What makes Ciaran’s story relevant in the current context of the consultation into the future of Stroke Services in Northern Ireland is that he is living, breathing and walking proof of how the current system can work to its optimum for the people of Fermanagh.

Ciaran had his stroke in Kinawley where he lives, received his initial stroke assessment in SWAH where it was decided he needed a certain type of treatment, thrombectomy, which is only available in Belfast. In all six options put forward by the Department of Health on the reconfiguration of Stroke Services this would remain the case.

Thrombectomy is a highly specialised treatment but what is most vital is how quickly the initial assessment as to its need is carried out. Here Margaret picks up the story.

“Ciaran had an initial injection and scan at SWAH and was sent up to Belfast. It all happened so quickly. It happened about ten past eight in the morning and he was in SWAH at twenty-five to nine and he was in the ambulance for Belfast at quarter to ten, and was taken in at the Royal at twenty five past eleven,” she explained before adding

“It would have been a very different story had it not happened so quickly,”

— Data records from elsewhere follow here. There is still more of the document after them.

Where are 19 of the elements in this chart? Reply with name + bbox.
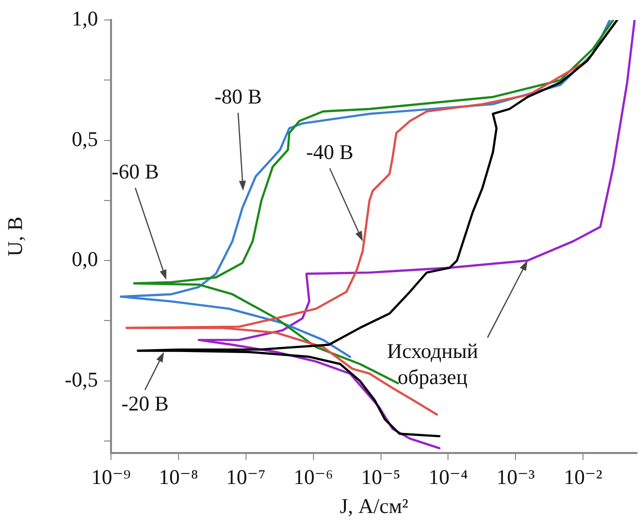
annotation: -20 В [121, 391, 169, 416]
y-axis-title: U, В [3, 216, 28, 256]
x-axis-title: J, А/см² [340, 494, 408, 518]
x-tick-label: 10⁻⁵ [361, 465, 400, 490]
x-tick-label: 10⁻³ [496, 465, 535, 490]
x-tick-label: 10⁻⁸ [158, 465, 198, 490]
x-tick-label: 10⁻⁴ [428, 465, 468, 490]
y-tick-label: -0,5 [64, 367, 98, 392]
y-tick-label: 1,0 [72, 6, 98, 31]
annotation: -80 В [214, 84, 262, 108]
y-tick-label: 0,0 [72, 247, 98, 272]
annotation: -60 В [112, 159, 159, 184]
annotation: Исходный образец [386, 339, 478, 390]
x-tick-label: 10⁻² [564, 465, 602, 490]
x-tick-label: 10⁻⁹ [91, 465, 131, 490]
x-tick-label: 10⁻⁷ [226, 465, 266, 490]
x-tick-label: 10⁻⁶ [294, 465, 334, 490]
annotation: -40 В [306, 140, 354, 164]
y-tick-label: 0,5 [72, 126, 98, 151]
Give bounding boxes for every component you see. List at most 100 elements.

After spending five days in Belfast Ciaran was transferred back to SWAH where he spent 17 weeks as an inpatient:

“I got the best of care there and I am still getting it in terms of occupational therapists and physiotherapists,” Ciaran says.

For Margaret, the most telling factor in the story, is the time from her husband’s stroke to the correct diagnosis of what the next step in the treatment would be. And she paints a vivid picture of what might occur if that assessment had to take place in Altnagelvin:

“It is at least a two-hour drive to Altnagelvin from where we are, and if you get caught behind a lorry or a tractor or if it is bad weather you can add more time on. And then once you get there you have to get the tests. And then transferred on to Belfast if needs be. That is a long time to get to Belfast and if the assessment is delayed at all it is even longer.”

Talking about the need to retain stroke services for SWAH, Ciaran has a very simple additional message and it comes down to the fact that SWAH has the best performing stroke unit on these islands.

“I don’t understand why you are closing the best one that you have. It seems very silly for me. I would not be here only for it,” he said.